Booksmart ★★★

The longer I think about this movie the more I forget of the great chemistry between the leads, riotously exaggerated supporting performances and occasional glimpses of truth and the more I am weighed down by the stunning disconnect that the film has with its own subconscious. Molly and Amy's grating teen liberalism could make a great foundation for a gentle but pointed poking at strident but narrow-minded teen preciousness, but at no point does the film suggest that absolute cringe like their safe word being "Malala" is proof not of their maturity but their lack thereof.
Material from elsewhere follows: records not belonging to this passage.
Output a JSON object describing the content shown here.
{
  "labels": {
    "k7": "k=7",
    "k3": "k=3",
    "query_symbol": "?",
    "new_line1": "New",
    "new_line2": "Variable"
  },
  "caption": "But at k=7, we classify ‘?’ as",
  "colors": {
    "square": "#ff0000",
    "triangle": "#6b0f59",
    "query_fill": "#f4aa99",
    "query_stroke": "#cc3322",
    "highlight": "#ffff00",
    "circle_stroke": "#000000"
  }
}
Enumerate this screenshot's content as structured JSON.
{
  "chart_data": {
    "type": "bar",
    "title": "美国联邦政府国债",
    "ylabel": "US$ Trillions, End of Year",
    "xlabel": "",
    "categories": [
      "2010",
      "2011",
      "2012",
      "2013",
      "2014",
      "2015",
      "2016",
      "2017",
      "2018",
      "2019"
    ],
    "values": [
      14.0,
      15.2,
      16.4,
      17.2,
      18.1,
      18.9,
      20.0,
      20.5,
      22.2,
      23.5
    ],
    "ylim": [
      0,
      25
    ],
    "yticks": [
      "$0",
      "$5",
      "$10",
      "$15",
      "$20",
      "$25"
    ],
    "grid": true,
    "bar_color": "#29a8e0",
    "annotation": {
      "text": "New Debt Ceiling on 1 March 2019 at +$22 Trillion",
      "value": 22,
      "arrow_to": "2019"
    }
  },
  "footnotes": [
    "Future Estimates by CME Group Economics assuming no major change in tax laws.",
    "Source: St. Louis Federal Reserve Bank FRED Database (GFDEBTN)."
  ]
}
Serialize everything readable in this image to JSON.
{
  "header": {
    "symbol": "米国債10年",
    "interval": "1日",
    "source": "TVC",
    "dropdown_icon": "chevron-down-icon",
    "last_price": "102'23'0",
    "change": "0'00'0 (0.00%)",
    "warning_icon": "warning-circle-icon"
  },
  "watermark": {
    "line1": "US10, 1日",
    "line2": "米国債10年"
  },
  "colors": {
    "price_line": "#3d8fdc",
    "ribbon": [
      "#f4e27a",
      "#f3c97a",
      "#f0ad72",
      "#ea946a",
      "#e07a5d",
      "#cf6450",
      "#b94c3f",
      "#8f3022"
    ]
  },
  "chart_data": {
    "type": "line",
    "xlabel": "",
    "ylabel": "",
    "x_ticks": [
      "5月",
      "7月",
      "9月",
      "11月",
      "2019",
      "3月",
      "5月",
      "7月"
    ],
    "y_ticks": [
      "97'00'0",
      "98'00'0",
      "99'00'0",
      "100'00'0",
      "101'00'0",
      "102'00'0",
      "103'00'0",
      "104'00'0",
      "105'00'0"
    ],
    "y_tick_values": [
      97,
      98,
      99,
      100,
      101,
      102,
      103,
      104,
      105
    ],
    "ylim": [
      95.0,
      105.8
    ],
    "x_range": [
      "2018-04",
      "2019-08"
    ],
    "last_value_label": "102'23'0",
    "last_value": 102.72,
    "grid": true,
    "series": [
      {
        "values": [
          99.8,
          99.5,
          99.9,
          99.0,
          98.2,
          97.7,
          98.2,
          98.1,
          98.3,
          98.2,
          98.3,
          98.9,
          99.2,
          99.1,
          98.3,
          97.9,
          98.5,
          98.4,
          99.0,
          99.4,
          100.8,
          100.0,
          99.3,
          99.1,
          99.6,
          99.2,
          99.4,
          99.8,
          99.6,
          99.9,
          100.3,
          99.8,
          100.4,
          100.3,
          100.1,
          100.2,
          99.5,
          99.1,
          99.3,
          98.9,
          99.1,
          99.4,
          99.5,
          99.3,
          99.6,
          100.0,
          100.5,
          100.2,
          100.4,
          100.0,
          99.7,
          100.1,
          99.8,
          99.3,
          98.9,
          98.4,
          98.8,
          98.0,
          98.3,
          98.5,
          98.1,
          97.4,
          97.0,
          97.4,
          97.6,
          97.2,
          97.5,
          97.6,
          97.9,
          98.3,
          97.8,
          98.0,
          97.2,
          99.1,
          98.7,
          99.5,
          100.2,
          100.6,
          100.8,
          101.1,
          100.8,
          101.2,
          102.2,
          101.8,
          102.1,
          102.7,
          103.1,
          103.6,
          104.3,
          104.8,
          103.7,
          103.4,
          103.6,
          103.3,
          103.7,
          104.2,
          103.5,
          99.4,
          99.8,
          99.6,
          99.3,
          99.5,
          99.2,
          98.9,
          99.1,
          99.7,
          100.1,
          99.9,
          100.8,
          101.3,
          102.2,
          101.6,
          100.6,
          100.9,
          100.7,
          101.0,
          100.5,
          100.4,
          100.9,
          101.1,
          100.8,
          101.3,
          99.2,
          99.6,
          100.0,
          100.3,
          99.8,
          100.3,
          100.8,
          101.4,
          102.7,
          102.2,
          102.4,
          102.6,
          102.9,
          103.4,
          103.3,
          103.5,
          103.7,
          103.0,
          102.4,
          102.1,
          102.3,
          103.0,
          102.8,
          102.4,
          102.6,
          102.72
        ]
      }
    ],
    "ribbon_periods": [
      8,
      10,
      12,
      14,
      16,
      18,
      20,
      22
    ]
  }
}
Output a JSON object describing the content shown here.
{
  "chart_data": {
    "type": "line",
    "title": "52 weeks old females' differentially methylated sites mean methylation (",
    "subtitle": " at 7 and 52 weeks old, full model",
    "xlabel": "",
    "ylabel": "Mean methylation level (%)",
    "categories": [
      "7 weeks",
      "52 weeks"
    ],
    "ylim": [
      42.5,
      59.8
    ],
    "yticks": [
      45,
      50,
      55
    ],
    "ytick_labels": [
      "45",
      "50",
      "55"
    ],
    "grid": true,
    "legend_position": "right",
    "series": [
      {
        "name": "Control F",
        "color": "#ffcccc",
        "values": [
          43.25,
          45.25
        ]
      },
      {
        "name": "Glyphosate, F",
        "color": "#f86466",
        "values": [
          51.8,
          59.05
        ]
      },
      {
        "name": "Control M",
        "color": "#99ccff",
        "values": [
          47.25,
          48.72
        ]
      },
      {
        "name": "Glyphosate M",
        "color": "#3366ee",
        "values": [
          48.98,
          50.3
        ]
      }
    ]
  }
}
Likewise, the lesson of Molly, who come from a modest apartment home and studies her ass off to get into an Ivy League only to find out all her rich goof-off friends got in too, is not that she focused too hard on work but that she had to work 10 times as hard to get what her peers got handed to them. Class, maybe the single most potent subject of comedy, is bafflingly ignored in a film where losers with no friends can casually rent an entire yacht for an unattended party or the annoying theater kid can force his parents to let him use their multi-storey house to stage a murder mystery. Such lavish displays act as mere backdrops, and as genuinely funny as the scenes are, the film feels bereft, missing the keener critical eye that might have made up for the awkward tonal position somewhere between a quasi-attempt to capture real teen life and an adult's assessment of it.